Ajit Duara Ajit Duara 24 Jun, 2010
A disaster both from Mani Ratnam’s side as well as the lead actors’ interpretation of their characters.
There is a substantial cultural difference between the Tamilian calibration of Raavan’s position in The Ramayana and the Aryan measurement. He is a much more sympathetic character in the Dravidian narrative, and this is the version we see in Mani Ratnam’s Raavan.
Here, he is a dark-skinned male who kidnaps a beautiful woman with light eyes and fair skin because he believes that her husband’s alien system of law enforcement is a sham and brings suffering upon his community. It’s a challenging idea, but woefully executed.

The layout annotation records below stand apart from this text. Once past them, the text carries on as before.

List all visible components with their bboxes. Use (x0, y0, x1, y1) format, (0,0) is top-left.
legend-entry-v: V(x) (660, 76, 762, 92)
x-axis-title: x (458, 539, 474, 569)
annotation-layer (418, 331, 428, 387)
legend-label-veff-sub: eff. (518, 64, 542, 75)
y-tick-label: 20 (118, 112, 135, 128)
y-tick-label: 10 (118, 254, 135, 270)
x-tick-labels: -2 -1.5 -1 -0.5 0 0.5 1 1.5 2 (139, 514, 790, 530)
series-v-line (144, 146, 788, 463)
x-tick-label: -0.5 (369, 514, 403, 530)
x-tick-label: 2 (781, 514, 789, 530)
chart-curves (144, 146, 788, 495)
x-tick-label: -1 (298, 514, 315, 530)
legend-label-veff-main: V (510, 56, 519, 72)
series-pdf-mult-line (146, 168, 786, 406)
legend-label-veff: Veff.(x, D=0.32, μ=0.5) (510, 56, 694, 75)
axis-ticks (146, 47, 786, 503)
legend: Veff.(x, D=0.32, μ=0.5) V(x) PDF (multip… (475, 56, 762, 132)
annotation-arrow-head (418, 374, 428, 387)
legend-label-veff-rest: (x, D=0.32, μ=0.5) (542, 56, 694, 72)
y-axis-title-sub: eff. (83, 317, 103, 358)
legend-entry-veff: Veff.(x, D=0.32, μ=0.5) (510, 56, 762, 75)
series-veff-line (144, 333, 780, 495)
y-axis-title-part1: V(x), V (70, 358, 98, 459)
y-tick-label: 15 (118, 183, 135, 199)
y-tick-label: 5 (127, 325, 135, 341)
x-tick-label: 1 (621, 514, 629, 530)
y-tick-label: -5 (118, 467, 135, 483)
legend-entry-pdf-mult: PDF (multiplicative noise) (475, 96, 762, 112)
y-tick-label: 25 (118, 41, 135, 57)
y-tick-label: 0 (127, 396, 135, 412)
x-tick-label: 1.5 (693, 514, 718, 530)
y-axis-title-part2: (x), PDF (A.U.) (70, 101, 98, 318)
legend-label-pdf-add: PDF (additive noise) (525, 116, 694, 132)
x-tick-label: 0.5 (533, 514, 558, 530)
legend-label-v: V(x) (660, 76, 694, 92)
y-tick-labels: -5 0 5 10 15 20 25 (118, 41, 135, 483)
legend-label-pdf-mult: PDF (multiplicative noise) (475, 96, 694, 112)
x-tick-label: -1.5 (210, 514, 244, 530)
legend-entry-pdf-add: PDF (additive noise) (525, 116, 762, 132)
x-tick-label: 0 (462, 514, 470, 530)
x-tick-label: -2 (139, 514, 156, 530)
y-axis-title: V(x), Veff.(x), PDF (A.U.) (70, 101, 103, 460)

Beera (Abhishek) is an aboriginal forest dweller in a magical land of waterfalls and verdant slopes. His sister (Priyamani) has been dishonoured by the local police and he swears vengeance. By abducting Ragini (Aishwarya), he hopes to lure her police officer husband, Dev (Vikram), to his den. At the heart of his rage is an oppressive system that exploits a tribe of simple, illiterate people for whom the forest and its natural wealth is home.
The adaptation of the ‘Raavan’ tale to a contemporary confrontation between two ways of life is admirable, but the absence of a dynamic in the script and the lead actors’ poor interpretation of the characters they inhabit turns this movie into a disaster. Bachchan’s idea of Raavan is a man who makes faces at people and thumps his head like a madman. He seems unable, or unwilling, as an actor to create a persona that an audience can identify or empathise with.
So, Raavan ends up a cardboard Ramayana extract with single dimensional characters. Even Hanuman (Govinda, playing a forest guard) is robbed of his joie de vivre and turned into a joker who swings from tree tops and travels on the roofs of police jeeps. The film is an aberration, hopefully, in Mani Ratnam’s distinguished oeuvre.